In my travels and conversations with advisors around the world, I have come to realize that these problems are not as isolated and rare as one might think. In moments of candor, many advisors admit that their lives are neither in balance nor delivering the satisfaction they envisioned. To build a practice they can live with, they must begin the soul-searching and the task of reordering their lives ahead of their businesses. After all, what good are you to your clients if you eventually burn out, burn up or go up in smoke?

After talking with hundreds of advisors about this, I developed a coaching program called “Return on Life” (ROL) that focuses on helping advisors first discover their true value in the lives of their clients, who their ideal clients should be, and how to build a practice around those values and clients.
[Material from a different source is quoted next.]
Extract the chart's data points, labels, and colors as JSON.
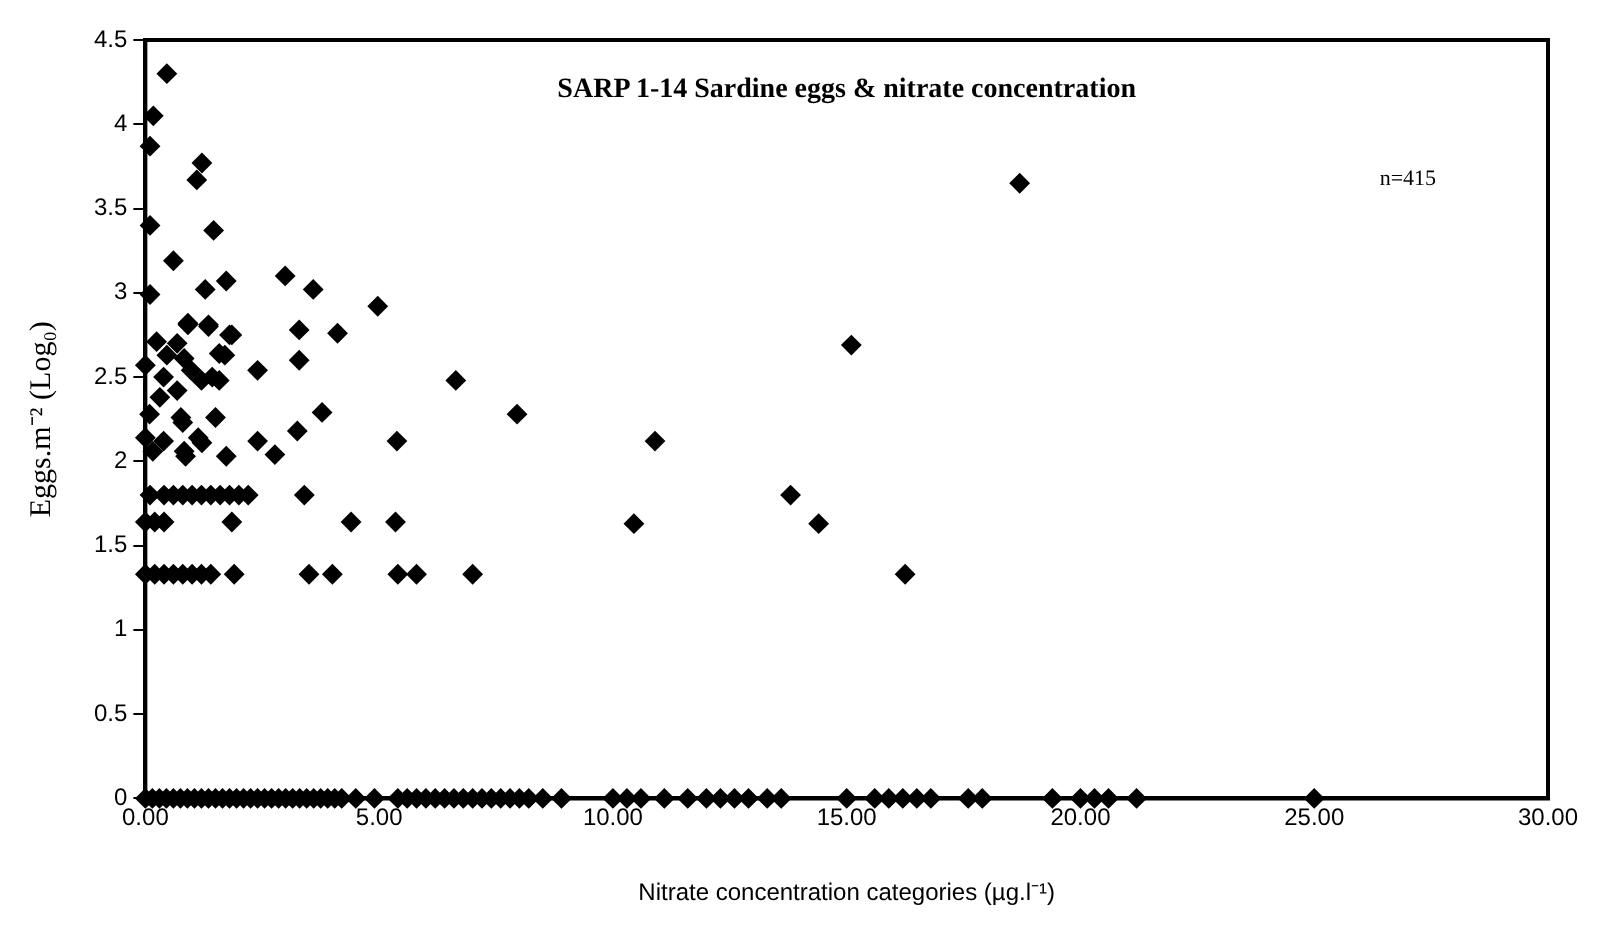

With this approach, advisors no longer need to build a practice and simply hope for a good life. Instead, they can purposefully build a life and a practice that are natural extensions of a life that is working.
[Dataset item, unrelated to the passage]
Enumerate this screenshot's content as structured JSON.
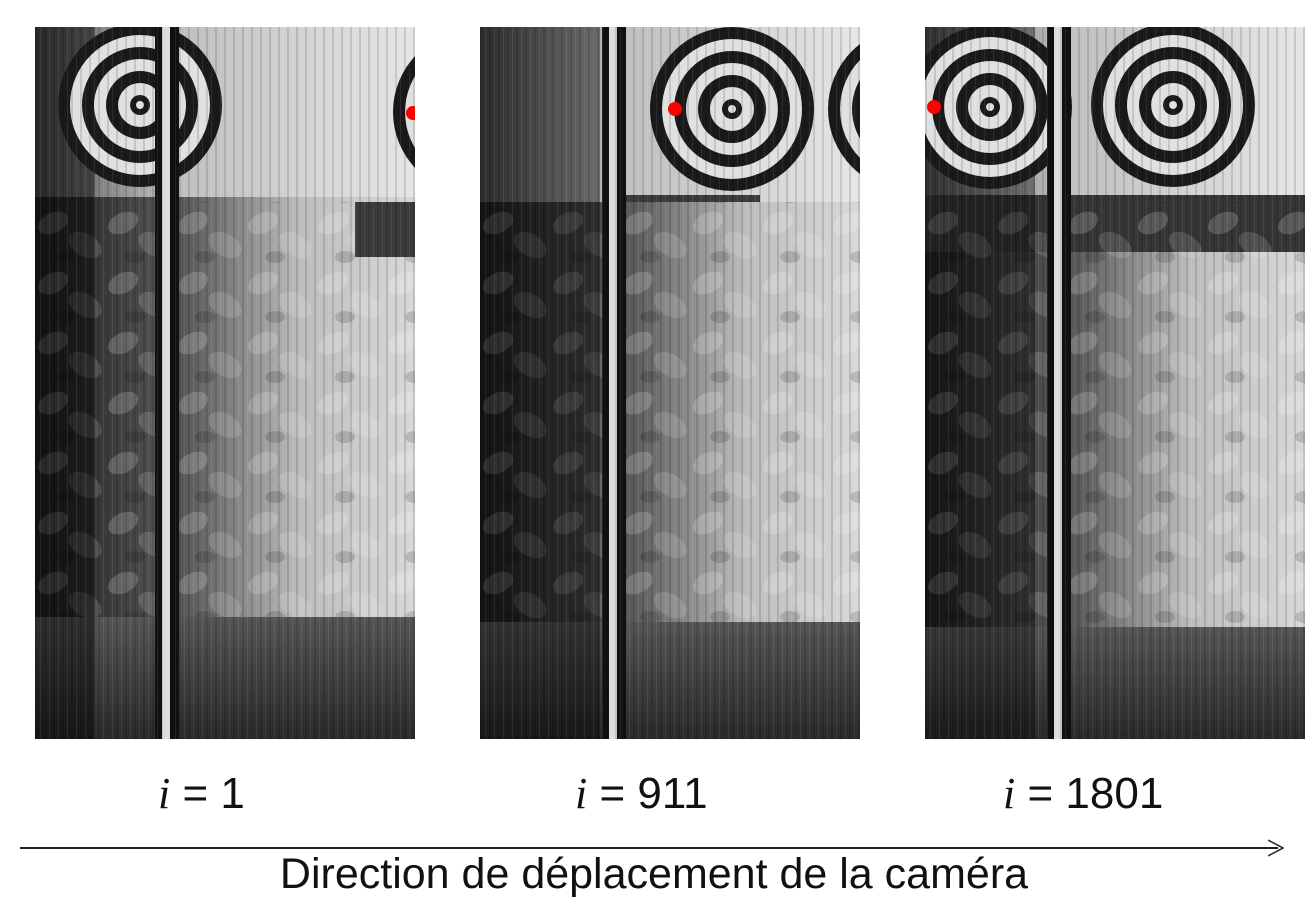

Imagine a business life where you are simultaneously relaxed and energized with passion instead of stressed and a slave to unfulfilling and monotonous conversations. Imagine a life where you take time off when you want and no one is threatened by your need for some tranquility and repose. Moving this picture from the imagination to the weekly calendar starts with listening to the right messages:

• The message coming from your nervous system telling you the pace and intensity you can live with.

• The message coming from your heart telling you what people you really enjoy interacting with.

• The message coming from your soul telling you what tasks fill you with energy and passion—making your life rich in every sense of the word.

• The message coming from your business to your clients regarding what you will help them accomplish with their money.

These are the cornerstones of the Val-YOU Proposition. First and foremost, your business must be good for you. If the business is not good for you, it’s not good for your clients or those you professionally associate with. Any value propositions outside of helping clients realize a greater ROL are simply ticking time bombs.

In my next article, I will describe the end of ROI as we know it as a value proposition, and the emergence of ROL as the most stable, sustainable and enjoyable proposition available. Either you own your business or it owns you. Your life matters too … so, get greedy with ROL and build a business that helps you achieve that end.